Louise Bowers said...

American movies make me want to puke most of the time so I try and avoid them. I hate violence and everything else is just blatant porn because the crackhead violence screen writer if away sick. I did however used to query why after the passionate love scene the gentleman caller gets up and puts his belted trousers on WITH NO UNDERPANTS. He either leaves them as a calling card (porn writer at work here) or is busy crime fighter (violence writer back from leave) and doesn't have time to wear them. Eeeuuww.

Baino said...

You forgot that as soon as the black muscly guy in the jungle thanks God, he gets pulverised. This could be me. I actually talk through the impossibilities of movies in front of my children. . Why does the girl going into the basement never put on the light, Why does the detective have one of those little LED torches in broad daylight? How come they never have panda eyes and bad breath in the morning? I could go on but I think we're of the same mind!

ashleigh said...

Kath - what about everyone having the impossibly cute immaculate house (unless its a grungy apartment with grease stained wall near the door and light switch). And even when they work 37 hours a day they still have time for huge dinners, children, and rushing here and there between things in HUGE cars. Where are the $ supposed to come from to support these indulgences? And how come nobody EVER goes to the loo? They do in british movies but in US movies it must be some kind of taboo thing. Poo, wee and farts are simply not permitted by good wholesome types. One wonders how they survive like that... osmosis?

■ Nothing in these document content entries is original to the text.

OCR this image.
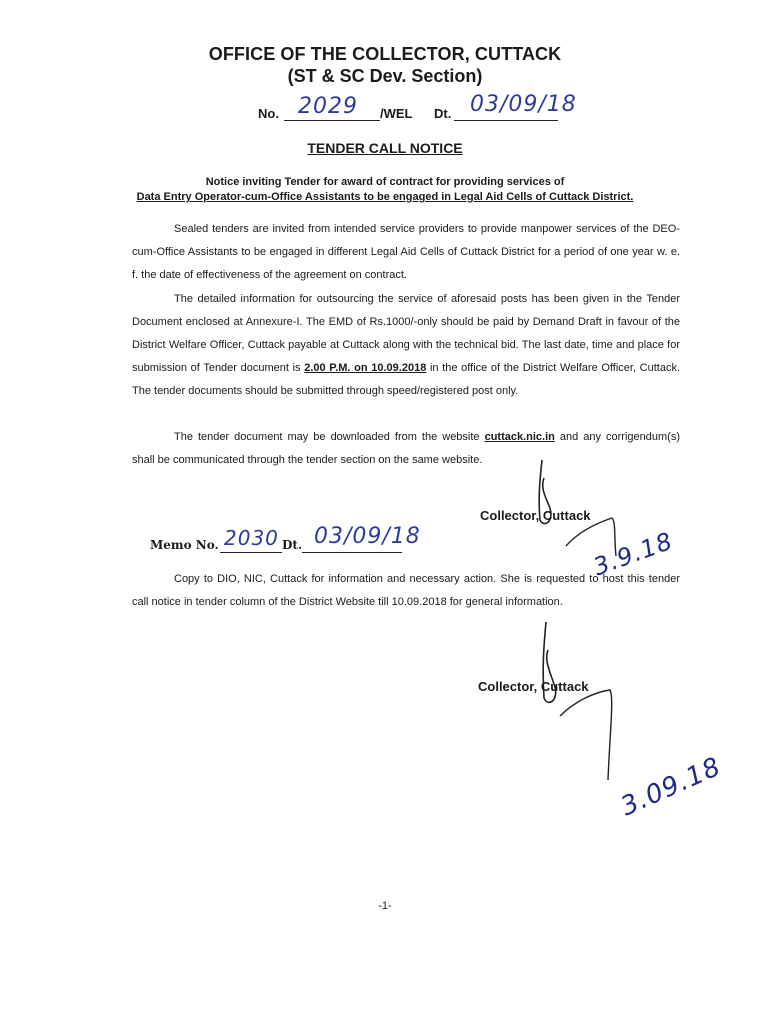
OFFICE OF THE COLLECTOR, CUTTACK
(ST & SC Dev. Section)
No. 2029 /WEL Dt. 03/09/18
TENDER CALL NOTICE
Notice inviting Tender for award of contract for providing services of
Data Entry Operator-cum-Office Assistants to be engaged in Legal Aid Cells of Cuttack District.

Sealed tenders are invited from intended service providers to provide manpower services of the DEO-cum-Office Assistants to be engaged in different Legal Aid Cells of Cuttack District for a period of one year w. e. f. the date of effectiveness of the agreement on contract.

The detailed information for outsourcing the service of aforesaid posts has been given in the Tender Document enclosed at Annexure-I. The EMD of Rs.1000/-only should be paid by Demand Draft in favour of the District Welfare Officer, Cuttack payable at Cuttack along with the technical bid. The last date, time and place for submission of Tender document is 2.00 P.M. on 10.09.2018 in the office of the District Welfare Officer, Cuttack. The tender documents should be submitted through speed/registered post only.

The tender document may be downloaded from the website cuttack.nic.in and any corrigendum(s) shall be communicated through the tender section on the same website.

Collector, Cuttack
3.9.18
Memo No. 2030 Dt. 03/09/18

Copy to DIO, NIC, Cuttack for information and necessary action. She is requested to host this tender call notice in tender column of the District Website till 10.09.2018 for general information.

Collector, Cuttack
3.09.18
-1-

River - GOLD. I could never do better than that rant. Thanks, that's given me a smile for the day.

Lorna - make me want to puke - yes - agree. Not sure about the porn references but there are certainly many things where the writers are just off in la-la land.

Baino - Doesn't EVERYONE carry a little LED torch?

Helen said...

All so true.

Yanks luuurve their celery sticks, don't they? If a character is going to come home with a sack of groceries, it's in an old-fashioned brown paper bag (last seen in Australia in 1975) with a bunch of celery poking out the top.

Let me introduce you to the strange and creepy world of James Lileks - no, I mean Art Frahm, although James Lileks is strange and creepy also - The convergence of underpants, gravity, and celery.

http://www.lileks.com/institute/frahm/

Rowe said...

Everything is so perrrrrfect in Hollywood, aint it. No wonder many of them (celebrities) are fucked up. Their lives are NOT like in the movies they make and they can't handle that truth. Matter of fact, I can't handle it, either. My life is not perfect, boo hoo hoo.